"I danced with Barack at the National Synagogue," exclaimed Debra Kirsch late Sunday night.
Actually, it was only a cardboard cutout of the president-elect, but Kirsch was one of a couple hundred people who celebrated Barack Obama’s inauguration at a D.C. shul Sunday night.
The National Jewish Inagural Ball at Ohev Sholom — The National Synagogue was the brainchild of Rabbi Shmuel Herzfeld, who wanted to give Jews a place to celebrate the inauguration in a Jewish setting.
He noted Sunday night that it was an "inaugural ball according to Jewish law," with kosher food and men and women dancing separately to a klezmer band.
Howard Gutman of Bethesda, Md., an early member of Obama’s finance committee and a trustee of the inauguration, predicted that as the new president gets to know the city, "I can just about guarantee that Barack Obama will come to this shul one day soon" because Herzfeld is such a dynamic presence in the city.
A promised toast from actor Louis Gossett, Jr. didn’t materialize — the Academy Award winner couldn’t make it — but Obama campaign Jewish outreach staffer Dan Shapiro did offer a toast to the "wonderful inspiration" that Herzfeld had for the event — and to the future.
This is a time, said Shapiro, that everyone feels is "full of possibility for our country, for our community, full of possibility for a safe Israel, for a better future than we have had."

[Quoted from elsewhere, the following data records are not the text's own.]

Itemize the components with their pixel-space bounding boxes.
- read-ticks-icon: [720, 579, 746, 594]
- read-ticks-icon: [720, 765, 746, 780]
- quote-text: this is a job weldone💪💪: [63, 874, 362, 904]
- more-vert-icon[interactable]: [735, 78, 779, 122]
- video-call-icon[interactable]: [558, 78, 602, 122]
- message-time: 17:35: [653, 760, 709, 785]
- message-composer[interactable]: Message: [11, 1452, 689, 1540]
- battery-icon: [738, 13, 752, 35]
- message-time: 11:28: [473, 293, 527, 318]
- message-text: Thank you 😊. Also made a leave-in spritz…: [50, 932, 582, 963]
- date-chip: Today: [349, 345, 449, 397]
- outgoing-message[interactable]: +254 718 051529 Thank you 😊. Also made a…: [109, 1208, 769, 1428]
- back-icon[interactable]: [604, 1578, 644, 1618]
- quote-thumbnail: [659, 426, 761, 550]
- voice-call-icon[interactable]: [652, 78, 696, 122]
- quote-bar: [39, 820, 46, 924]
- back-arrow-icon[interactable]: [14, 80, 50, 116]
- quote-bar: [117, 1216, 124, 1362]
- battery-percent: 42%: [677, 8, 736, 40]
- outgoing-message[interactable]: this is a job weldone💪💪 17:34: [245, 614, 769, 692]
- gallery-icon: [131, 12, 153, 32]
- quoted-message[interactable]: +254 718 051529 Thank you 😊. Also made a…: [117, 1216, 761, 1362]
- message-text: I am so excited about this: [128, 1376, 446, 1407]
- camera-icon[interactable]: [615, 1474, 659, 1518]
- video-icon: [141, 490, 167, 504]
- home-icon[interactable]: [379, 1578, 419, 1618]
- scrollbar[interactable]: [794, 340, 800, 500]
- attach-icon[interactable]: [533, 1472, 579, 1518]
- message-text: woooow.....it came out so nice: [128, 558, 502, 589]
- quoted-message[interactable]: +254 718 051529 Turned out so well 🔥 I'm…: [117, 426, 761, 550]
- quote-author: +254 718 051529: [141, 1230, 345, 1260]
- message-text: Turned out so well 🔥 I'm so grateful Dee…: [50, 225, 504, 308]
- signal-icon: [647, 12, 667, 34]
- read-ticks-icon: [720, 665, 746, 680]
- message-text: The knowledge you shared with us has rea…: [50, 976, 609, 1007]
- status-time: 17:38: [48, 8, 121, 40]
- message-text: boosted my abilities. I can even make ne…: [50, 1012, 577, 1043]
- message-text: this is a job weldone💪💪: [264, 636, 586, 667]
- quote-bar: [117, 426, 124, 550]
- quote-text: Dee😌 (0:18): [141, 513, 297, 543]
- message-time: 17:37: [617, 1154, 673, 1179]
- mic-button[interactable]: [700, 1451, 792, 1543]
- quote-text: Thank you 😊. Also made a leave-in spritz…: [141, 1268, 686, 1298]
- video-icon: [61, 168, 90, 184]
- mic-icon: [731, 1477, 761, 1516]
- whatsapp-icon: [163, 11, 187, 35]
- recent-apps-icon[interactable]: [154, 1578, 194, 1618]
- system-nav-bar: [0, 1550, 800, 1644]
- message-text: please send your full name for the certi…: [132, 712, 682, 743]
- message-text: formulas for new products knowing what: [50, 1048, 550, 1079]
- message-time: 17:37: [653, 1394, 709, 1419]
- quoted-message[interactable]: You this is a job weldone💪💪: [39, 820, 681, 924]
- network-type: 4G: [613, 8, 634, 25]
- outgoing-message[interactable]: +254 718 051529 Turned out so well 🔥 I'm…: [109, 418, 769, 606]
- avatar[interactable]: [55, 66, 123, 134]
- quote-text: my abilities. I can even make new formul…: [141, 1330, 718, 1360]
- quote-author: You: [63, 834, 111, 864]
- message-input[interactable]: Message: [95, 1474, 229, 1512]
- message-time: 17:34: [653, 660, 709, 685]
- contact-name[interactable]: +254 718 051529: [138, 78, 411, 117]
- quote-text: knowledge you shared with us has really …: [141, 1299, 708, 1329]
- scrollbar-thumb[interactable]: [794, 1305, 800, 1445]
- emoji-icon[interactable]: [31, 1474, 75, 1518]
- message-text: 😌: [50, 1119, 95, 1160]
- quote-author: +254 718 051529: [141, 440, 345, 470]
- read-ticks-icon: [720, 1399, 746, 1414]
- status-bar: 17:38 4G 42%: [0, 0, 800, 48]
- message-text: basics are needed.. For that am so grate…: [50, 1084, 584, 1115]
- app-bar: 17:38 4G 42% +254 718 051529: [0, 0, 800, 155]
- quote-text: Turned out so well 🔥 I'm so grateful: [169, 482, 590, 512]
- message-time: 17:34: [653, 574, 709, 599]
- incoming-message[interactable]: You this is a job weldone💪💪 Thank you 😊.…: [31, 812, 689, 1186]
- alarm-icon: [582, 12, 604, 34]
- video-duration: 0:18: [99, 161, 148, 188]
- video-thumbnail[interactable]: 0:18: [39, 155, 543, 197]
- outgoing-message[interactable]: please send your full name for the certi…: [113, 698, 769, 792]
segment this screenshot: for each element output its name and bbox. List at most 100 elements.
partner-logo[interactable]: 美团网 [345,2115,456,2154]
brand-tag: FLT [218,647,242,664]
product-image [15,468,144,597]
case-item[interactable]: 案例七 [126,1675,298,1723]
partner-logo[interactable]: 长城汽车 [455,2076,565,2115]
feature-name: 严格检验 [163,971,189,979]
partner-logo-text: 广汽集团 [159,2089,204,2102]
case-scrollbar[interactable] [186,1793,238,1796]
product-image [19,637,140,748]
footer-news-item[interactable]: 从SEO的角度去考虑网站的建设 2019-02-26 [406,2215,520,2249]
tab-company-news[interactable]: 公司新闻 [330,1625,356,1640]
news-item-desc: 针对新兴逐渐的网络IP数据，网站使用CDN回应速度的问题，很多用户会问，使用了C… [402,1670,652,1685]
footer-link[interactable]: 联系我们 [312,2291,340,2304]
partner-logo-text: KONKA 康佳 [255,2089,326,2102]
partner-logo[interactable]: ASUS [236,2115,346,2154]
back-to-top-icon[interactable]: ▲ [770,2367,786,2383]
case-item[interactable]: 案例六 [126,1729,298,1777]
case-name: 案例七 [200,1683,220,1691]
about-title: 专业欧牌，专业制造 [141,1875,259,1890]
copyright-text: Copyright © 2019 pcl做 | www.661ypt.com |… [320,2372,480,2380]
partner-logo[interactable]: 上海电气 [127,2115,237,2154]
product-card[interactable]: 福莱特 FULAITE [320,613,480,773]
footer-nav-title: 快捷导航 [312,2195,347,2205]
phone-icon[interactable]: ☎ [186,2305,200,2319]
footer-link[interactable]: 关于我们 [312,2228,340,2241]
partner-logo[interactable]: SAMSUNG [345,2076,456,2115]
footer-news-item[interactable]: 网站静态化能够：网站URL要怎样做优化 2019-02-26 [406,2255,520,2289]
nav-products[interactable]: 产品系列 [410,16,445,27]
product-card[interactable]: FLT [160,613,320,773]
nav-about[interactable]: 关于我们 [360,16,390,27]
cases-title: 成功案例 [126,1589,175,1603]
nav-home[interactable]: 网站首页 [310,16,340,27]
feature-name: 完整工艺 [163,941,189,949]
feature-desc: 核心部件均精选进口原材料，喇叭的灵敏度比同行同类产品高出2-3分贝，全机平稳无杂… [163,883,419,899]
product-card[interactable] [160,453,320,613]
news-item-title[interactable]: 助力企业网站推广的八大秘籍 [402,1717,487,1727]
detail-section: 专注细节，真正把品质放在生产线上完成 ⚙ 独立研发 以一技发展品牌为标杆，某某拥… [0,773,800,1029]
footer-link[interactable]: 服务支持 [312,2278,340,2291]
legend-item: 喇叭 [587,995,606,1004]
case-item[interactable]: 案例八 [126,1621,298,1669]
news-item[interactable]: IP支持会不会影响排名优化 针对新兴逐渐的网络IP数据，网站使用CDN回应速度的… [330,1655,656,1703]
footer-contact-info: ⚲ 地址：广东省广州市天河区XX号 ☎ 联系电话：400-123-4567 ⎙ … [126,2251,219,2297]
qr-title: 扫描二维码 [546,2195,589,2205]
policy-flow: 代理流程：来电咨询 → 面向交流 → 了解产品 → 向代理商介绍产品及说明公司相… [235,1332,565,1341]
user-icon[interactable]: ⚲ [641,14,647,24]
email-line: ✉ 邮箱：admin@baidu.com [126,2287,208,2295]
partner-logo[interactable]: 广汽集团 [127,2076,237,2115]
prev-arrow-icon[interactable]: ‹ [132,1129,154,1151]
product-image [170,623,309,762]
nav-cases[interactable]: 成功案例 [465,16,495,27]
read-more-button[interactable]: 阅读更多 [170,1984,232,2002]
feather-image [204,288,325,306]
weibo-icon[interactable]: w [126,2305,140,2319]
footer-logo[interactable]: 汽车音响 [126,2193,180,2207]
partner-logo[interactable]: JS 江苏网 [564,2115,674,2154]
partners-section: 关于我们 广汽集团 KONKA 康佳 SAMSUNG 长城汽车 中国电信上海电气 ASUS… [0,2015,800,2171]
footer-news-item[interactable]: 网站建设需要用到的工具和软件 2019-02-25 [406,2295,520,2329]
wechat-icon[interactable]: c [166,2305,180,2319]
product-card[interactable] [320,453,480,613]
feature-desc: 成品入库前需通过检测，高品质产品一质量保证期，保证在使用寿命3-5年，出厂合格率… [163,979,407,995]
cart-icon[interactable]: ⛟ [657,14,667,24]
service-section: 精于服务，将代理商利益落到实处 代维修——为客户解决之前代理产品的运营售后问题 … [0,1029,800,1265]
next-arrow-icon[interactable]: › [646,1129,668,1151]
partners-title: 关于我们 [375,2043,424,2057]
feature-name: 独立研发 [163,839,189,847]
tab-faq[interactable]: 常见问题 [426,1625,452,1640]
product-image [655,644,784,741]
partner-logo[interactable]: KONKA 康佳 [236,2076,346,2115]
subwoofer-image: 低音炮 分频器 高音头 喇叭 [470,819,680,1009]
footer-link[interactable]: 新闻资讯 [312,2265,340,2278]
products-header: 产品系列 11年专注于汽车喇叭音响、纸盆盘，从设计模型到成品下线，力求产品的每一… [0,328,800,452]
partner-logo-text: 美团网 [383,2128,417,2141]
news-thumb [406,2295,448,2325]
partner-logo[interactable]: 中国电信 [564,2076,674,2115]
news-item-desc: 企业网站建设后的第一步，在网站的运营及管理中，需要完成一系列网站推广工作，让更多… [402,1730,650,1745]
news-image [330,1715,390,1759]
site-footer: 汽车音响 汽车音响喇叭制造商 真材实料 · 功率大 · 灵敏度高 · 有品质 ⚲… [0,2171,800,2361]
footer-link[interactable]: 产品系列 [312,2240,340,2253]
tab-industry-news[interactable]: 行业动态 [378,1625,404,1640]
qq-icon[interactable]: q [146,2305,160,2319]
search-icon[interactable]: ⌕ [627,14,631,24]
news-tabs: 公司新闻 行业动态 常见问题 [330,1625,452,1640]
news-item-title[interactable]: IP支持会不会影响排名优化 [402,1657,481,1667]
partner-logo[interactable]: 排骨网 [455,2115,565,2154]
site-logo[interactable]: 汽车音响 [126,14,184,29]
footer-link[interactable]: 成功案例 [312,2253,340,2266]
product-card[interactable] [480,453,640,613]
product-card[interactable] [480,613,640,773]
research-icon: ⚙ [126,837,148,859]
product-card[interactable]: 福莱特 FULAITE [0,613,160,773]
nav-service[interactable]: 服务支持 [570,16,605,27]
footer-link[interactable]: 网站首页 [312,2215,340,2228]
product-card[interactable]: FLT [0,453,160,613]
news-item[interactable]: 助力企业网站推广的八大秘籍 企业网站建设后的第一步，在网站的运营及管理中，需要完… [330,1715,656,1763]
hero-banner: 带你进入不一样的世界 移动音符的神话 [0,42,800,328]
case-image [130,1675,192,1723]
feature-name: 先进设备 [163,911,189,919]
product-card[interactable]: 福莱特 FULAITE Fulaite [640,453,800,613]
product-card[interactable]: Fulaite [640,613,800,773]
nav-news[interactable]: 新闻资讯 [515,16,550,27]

"There’s a lot of work to do, and we need everybody’s help to get it done," said Shapiro, who is likely to get a foreign policy position in the Obama administration.
Other toasters included Special Olympics chairman Tim Shriver and "the only Jewish legislator in North Dakota," Eliot Glassheim. He said he gets to recite a prayer in Hebrew once a year at the North Dakota House of Representatives, and "the whole legislature is dumbstruck and they love it."
Former New York Knick John Starks, another promised guest, was a no-show, but spotted in the crowd were Bahrain Ambassador to the United States Houda Nonoo (who is Jewish), former AIPAC staffer and current trial defendant Steve Rosen and "Life & Times of Hank Greenberg" filmmaker Aviva Kempner.